Habitée par cette oeuvre de Malini, lorsque j’ai eu vent d’une formation à Montréal chez Oboro (un centre d’artistes) sur l’installation immersive, je me suis sentie interpelée. Et je me suis inscrite. Nous n’étions que sept participants, d’horizons (et d’âges) bien différents: une danseuse professionnelle, un cinéaste documentaire, un travailleur social, une designer 3D, un acteur et metteur en scène… La formatrice, l’artiste doctorante Olivia McGilchrist, pratique pour sa part la réalité virtuelle. Pendant trois jours, il a été question des XR - des réalités étendues -, ce qui comprend la réalité augmentée, virtuelle, la vidéo 360˚, la vidéo volumétrique… Surveillés de près par l’industrie du divertissement, ces domaines sont vastes, en constante évolution et exigent souvent la présence d’une équipe pour mener un projet à terme.


J’en suis revenue avec tout plein de références à consulter (patiemment colligées par la formatrice) et aussi beaucoup de questions. Par exemple: qu’est-ce que ces technologies peuvent apporter à mon propos? Seulement un bel emballage pour attirer l’attention? Ou une expérience impossible à ressentir autrement?


Intermède


Dans mon dernier billet, je me déclarais insatisfaite d’un montage vidéographique sur lequel j’avais travaillé mais qui n’avait pas (encore) abouti en dépit de mes efforts. Hé bien - entre deux formations! - j’ai réussi à lui donner une direction qui convient davantage à ce que j’envisageais. Je le considère comme un prologue car il me semble être le début de quelque chose…



Photogrammétrie


Puis, le «plat principal» de mon automne a été la résidence d’exploration au centre d’artistes La Chambre Blanche, en photogrammétrie: deux semaines d’apprentissage et de pratique, suivies d’un mois d’accès au laboratoire. Ma première impression? Wow! Car quelle chance que d’avoir accès à des technologies pas si intuitives et ce, avec le soutien d’un formateur! Carl-Dave Lagotte, responsable des laboratoires, a été (lui aussi) d’une grande patience… À ma décharge, le fait qu’il n’y avait pas de manuel d’instructions et que la photogrammétrie requiert l’utilisation de plus d’un logiciel a ébranlé ma capacité à comprendre vite et bien. Je devais composer de surcroît avec un ordinateur équipé de Windows, moi qui n’ai connu que les produits Apple. Mes limites se sont fait sentir, mais à force de prendre des notes, de (re)poser des questions et d’expérimenter, je me suis fabriqué un cahier de procédure pas mal du tout.

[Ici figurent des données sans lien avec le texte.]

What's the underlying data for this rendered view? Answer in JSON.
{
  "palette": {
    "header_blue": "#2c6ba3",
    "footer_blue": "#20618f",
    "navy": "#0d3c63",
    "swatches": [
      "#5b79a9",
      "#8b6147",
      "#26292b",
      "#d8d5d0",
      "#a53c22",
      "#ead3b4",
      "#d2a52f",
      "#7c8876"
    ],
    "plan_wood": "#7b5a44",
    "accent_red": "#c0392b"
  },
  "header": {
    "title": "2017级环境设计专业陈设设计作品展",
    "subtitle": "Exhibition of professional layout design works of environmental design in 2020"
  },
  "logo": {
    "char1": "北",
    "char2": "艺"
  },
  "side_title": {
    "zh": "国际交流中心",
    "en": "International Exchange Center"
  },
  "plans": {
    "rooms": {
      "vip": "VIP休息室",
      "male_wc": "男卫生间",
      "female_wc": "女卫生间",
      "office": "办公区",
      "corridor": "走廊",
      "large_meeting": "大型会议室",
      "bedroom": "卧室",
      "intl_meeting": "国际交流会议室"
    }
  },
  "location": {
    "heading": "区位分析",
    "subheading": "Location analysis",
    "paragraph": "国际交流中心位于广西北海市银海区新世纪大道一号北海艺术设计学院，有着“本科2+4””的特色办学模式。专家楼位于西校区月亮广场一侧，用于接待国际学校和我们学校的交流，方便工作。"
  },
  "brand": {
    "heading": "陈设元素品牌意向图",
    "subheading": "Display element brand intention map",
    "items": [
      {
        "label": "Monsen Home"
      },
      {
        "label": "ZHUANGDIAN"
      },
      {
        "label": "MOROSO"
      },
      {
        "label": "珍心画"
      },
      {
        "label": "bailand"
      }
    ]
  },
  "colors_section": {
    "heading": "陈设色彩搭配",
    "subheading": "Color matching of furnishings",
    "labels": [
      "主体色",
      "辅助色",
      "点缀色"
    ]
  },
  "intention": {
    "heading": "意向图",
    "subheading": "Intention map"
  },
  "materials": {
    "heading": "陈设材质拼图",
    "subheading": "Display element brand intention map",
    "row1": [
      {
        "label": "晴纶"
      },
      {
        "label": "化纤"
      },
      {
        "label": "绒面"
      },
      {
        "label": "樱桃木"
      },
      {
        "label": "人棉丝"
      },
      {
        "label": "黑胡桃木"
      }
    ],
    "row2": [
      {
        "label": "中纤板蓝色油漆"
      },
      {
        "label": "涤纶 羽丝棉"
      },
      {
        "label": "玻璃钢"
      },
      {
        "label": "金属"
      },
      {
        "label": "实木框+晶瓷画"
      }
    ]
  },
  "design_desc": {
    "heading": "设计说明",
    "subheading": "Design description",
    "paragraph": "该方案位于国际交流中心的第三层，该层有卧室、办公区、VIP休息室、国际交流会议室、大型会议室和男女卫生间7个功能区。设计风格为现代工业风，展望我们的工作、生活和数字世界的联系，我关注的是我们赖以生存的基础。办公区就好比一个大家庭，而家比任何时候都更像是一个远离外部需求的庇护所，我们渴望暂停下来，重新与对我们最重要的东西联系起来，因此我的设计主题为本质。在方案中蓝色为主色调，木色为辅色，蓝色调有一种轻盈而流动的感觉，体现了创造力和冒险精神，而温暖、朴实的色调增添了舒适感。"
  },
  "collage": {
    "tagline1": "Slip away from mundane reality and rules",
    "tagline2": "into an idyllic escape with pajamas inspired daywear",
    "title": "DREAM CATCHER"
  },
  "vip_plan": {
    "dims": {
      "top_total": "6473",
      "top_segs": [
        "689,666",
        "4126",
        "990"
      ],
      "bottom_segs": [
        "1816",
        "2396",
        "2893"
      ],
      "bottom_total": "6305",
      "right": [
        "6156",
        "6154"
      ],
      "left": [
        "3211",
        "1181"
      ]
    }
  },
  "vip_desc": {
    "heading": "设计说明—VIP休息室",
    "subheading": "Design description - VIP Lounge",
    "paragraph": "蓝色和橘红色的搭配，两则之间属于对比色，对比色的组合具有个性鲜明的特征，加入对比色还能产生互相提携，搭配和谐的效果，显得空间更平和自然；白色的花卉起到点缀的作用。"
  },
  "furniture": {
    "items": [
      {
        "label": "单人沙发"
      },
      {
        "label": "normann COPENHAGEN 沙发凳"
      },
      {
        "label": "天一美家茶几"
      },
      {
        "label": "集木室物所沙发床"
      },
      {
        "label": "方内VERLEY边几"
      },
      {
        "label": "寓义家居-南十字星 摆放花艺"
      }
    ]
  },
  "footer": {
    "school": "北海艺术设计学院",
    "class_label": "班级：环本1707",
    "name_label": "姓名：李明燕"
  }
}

Donc, les deux premières semaines n’ont pas été de tout repos, mais dès que les «fruits» ont commencé à apparaître, ça m’a galvanisée. Mais d'abord, quelques explications.


La photogrammétrie est vraiment exigeante par la diversité de ses étapes et de la rigueur qu’elle exige. En simplifiant un peu, cette technique (telle que pratiquée à la Chambre Blanche) consiste à prendre de nombreuses images numériques d’un objet, de différents points de vue, en en faisant le tour sur 360 degrés, tout ça dans le but de le reconstituer en trois dimensions.


Pendant la pandémie, l’ingénieux Carl-Dave a patenté (vraiment!) une structure sur rails et roulettes sur laquelle sont arrimés cinq appareils photos, leur objectif dirigé vers l’objet installé au centre de la pièce. Ces appareils sont déclenchés à distance simultanément par l’utilisateur, après chaque déplacement manuel de la structure, et ce 96 fois pour revenir au point de départ. Pendant ce trajet circulaire seront amassées 490 photos.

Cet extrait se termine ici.